Outro detalhe: pela primeira vez na história, mesmo tendo caixa para pagar o salário dentro do mês trabalhado, o governo estadual pagou no mês seguinte. Refiro-me à folha de janeiro, paga nos primeiros dias de fevereiro último.

Desde o ‘descobrimento’
Mas não é de todo culpa do Doutor Ricardo Coutinho repetir o que os outros fizeram quando se mudaram para a Granja e passaram a dar expediente no Palácio da Redenção. Existe atenuante para o atual governante, com o perdão da rima.

Esse desconto a gente dá, porque encontra na própria história do Brasil elementos para firmar um pensamento e concluir que esse negócio de esculachar quem veio antes já tem mais de quatro séculos e meio.

Aprendi que é assim com o professor e filósofo Tarcísio Burity.
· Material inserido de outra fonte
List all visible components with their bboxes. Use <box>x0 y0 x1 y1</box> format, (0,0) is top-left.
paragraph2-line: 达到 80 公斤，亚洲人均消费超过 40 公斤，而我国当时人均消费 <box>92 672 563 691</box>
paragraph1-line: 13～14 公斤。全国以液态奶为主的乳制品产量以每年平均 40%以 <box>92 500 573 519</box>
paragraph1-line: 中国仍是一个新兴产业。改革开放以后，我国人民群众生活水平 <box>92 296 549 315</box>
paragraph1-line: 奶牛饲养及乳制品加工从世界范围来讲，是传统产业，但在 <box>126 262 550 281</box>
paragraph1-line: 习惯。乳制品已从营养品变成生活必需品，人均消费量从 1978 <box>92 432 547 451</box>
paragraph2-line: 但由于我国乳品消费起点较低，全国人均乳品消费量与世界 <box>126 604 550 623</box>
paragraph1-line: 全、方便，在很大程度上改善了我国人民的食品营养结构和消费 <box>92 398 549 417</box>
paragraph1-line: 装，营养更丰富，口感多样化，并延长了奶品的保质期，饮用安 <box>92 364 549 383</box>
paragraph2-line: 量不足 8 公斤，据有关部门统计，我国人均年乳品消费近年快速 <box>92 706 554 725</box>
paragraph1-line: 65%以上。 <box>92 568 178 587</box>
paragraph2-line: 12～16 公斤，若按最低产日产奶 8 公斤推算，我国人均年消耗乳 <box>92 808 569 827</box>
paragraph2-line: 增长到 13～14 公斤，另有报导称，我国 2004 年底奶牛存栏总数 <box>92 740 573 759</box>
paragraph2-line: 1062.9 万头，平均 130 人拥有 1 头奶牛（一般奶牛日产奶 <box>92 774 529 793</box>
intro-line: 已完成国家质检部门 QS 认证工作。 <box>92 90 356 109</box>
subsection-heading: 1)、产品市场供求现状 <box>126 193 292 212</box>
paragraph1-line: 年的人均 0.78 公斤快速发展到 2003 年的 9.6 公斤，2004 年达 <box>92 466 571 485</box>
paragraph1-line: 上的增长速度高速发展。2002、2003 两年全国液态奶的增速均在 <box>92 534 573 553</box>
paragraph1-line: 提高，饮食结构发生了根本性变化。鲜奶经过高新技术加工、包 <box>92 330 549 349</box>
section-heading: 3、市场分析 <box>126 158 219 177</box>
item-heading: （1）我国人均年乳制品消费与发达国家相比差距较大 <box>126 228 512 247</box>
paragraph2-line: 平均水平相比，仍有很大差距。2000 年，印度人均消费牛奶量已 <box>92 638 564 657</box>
Ele ensinava que o único governador que não teve como falar mal do antecessor foi Tomé de Souza, por ter sido o primeiro a exercer o cargo no Brasil, então com o título de governador-geral, entre 1549 e 1553.

Vale lembrar que o próprio Burity não tirou proveito da própria lição. Quando governou a Paraíba pela segunda vez, entre 1987 e 1990, o renomado Professor de Filosofia do Direito falou mal do antecessor, Wilson Braga, até dizer basta.

Resultado: de tanto falar, Burity conseguiu a proeza de ressuscitar politicamente o Doutor Wilson. Após humilhante derrota para o Senado em 86, dois anos depois o ex-governador seria eleito prefeito da Capital com mais de 52 por cento dos votos.

Não, não acredito que o Doutor Ricardo cometa a mesma coisa com o Doutor Maranhão. O atual governador é homem inteligente, sabido, e já já vai parar de falar mal do antecessor. O danado é botar freio na língua de alguns de seus porta-vozes oficiais e oficiosos. O que me remete ao ensinamento de outro filósofo do meu apreço, o Doutor Gilvan Freire, que certa vez disse mais ou menos desse jeito:

– O problema da Paraíba não é tanto Cássio (agora Ricardo) ou Maranhão, mas os cachorrinhos que eles criam. Os bichinhos passam 24 horas por dia latindo, todo santo dia, e não cansam nunca.